To investigate this influence, Shull and colleagues began to model the forces that shaped our region of the Milky Way. This involved looking closely at two stars in Canis Major known as Epsilon Canis Majoris or Adhara and Beta Canis Majoris or Mirzam. The team found that these two stars are likely to have passed the sun about 4.4 million years ago, coming within 30 light-years of our star. While this is a huge distance in terrestrial terms, the equivalent of about 175 trillion miles (281 trillion km), it is a close pass in cosmic terms and in a galaxy that is 105,700 light years across.

Such a close pass would have made these stars quite visible from Earth, scientists say. “If you think back 4.4 million years, these two stars would have been anywhere from four to six times brighter than Sirius is today, by far the brightest stars in the sky,” Shull said.

These stars are each much larger than the sun, about 13 times more massive than our star. They are also much hotter than the sun, with temperatures of up to 45,000 degrees Fahrenheit (25,000 degrees Celsius), making the sun’s 10,000 degrees Fahrenheit (5,500 degrees Celsius) seem relatively calm. When these massive, powerful but short-lived stars passed through our cosmic backyard, they emitted powerful ultraviolet radiation that stripped electrons from atoms in local interstellar clouds, a process called “ionization.” Stripping away the negatively charged electrons left those hydrogen and helium atoms with a positive charge — the “scar” the team was able to detect.

The team’s research solves a long-standing mystery about the local interstellar clouds, which arose when astronomers previously discovered that 20 percent of the hydrogen atoms and 40 percent of the helium atoms in these clumps of gas and dust were ionized, an unusually high level of ionization, especially for helium.

a gas balloon on the dark background of space

The local hot bubble a void of gas and dust in the Milky Way where the sun sits | Credit: CfA, Leah Hustak (STScI)

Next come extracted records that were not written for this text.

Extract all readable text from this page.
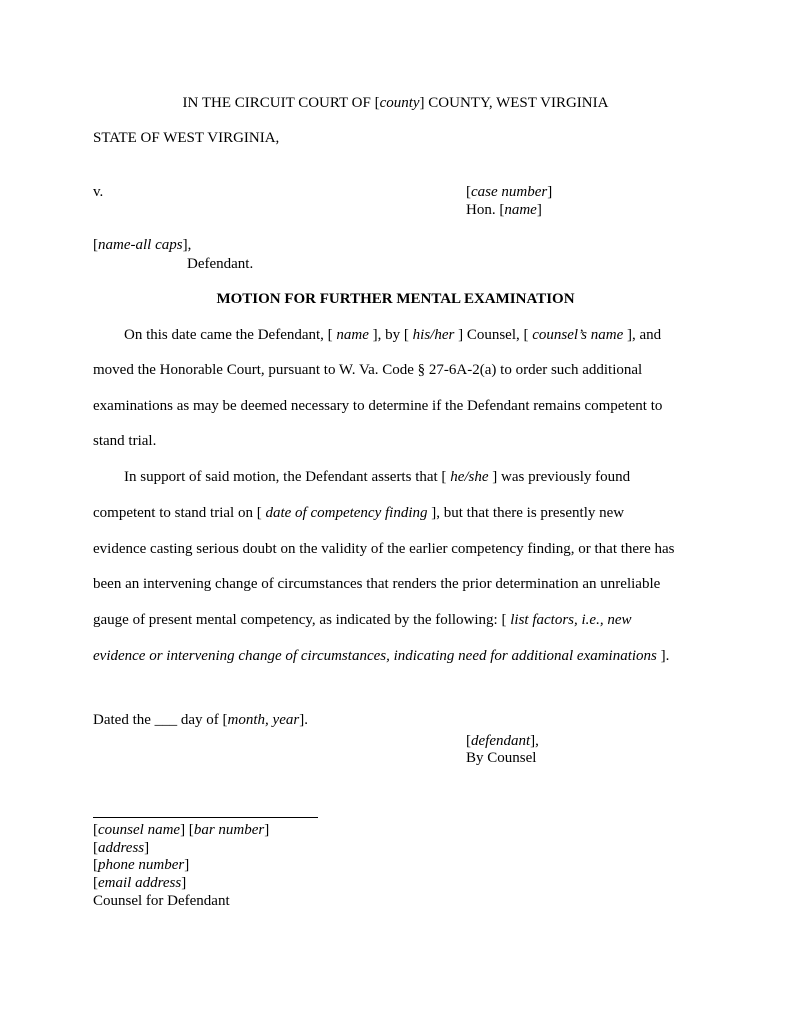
IN THE CIRCUIT COURT OF [county] COUNTY, WEST VIRGINIA
STATE OF WEST VIRGINIA,
v.	[case number]
Hon. [name]
[name-all caps],
Defendant.
MOTION FOR FURTHER MENTAL EXAMINATION
On this date came the Defendant, [ name ], by [ his/her ] Counsel, [ counsel’s name ], and
moved the Honorable Court, pursuant to W. Va. Code § 27-6A-2(a) to order such additional
examinations as may be deemed necessary to determine if the Defendant remains competent to
stand trial.
In support of said motion, the Defendant asserts that [ he/she ] was previously found
competent to stand trial on [ date of competency finding ], but that there is presently new
evidence casting serious doubt on the validity of the earlier competency finding, or that there has
been an intervening change of circumstances that renders the prior determination an unreliable
gauge of present mental competency, as indicated by the following: [ list factors, i.e., new
evidence or intervening change of circumstances, indicating need for additional examinations ].
Dated the ___ day of [month, year].
[defendant],
By Counsel
[counsel name] [bar number]
[address]
[phone number]
[email address]
Counsel for Defendant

The team claims that these stars had assistance in ionizing these clouds from at least four other sources of ultraviolet radiation. These include three white dwarf stars, the type of stellar remnant left when sun-sized stars die, and the local hot bubble itself.

This is because this underdense region of gas and dust is thought to have been cleaned up by the explosive supernova death of between 10 and 20 stars. Those supernovae heated the gas, causing the local hot bubble to emit ionizing radiation in the form of X-rays and ultraviolet radiation, frying the local interstellar clouds around the solar system.

The ionization of these clouds will not last forever, disappearing as the hydrogen and helium atoms regain their neutral electrical charge by picking up free electrons. This process could take around several million years.

Epsilon and Beta Canis Majoris are also living on borrowed time. While the 4.6 billion-year-old sun will live around another 5 billion years before it pulverizes as a white dwarf, massive stars like these burn through their nuclear fusion fuel much more quickly. Both Epsilon and Beta Canis Majoris are likely to go supernova within the next few million years.

Although they are too distant to pose any risk to Earth, the explosive deaths of these stars could provide a spectacular spectacle for any remaining life forms on Earth. “A supernova exploding this close will light up the sky,” Shull said. “It will be very, very bright, but far enough away that it won’t be lethal.”

The team’s research was published in late November in The Astrophysical Journal.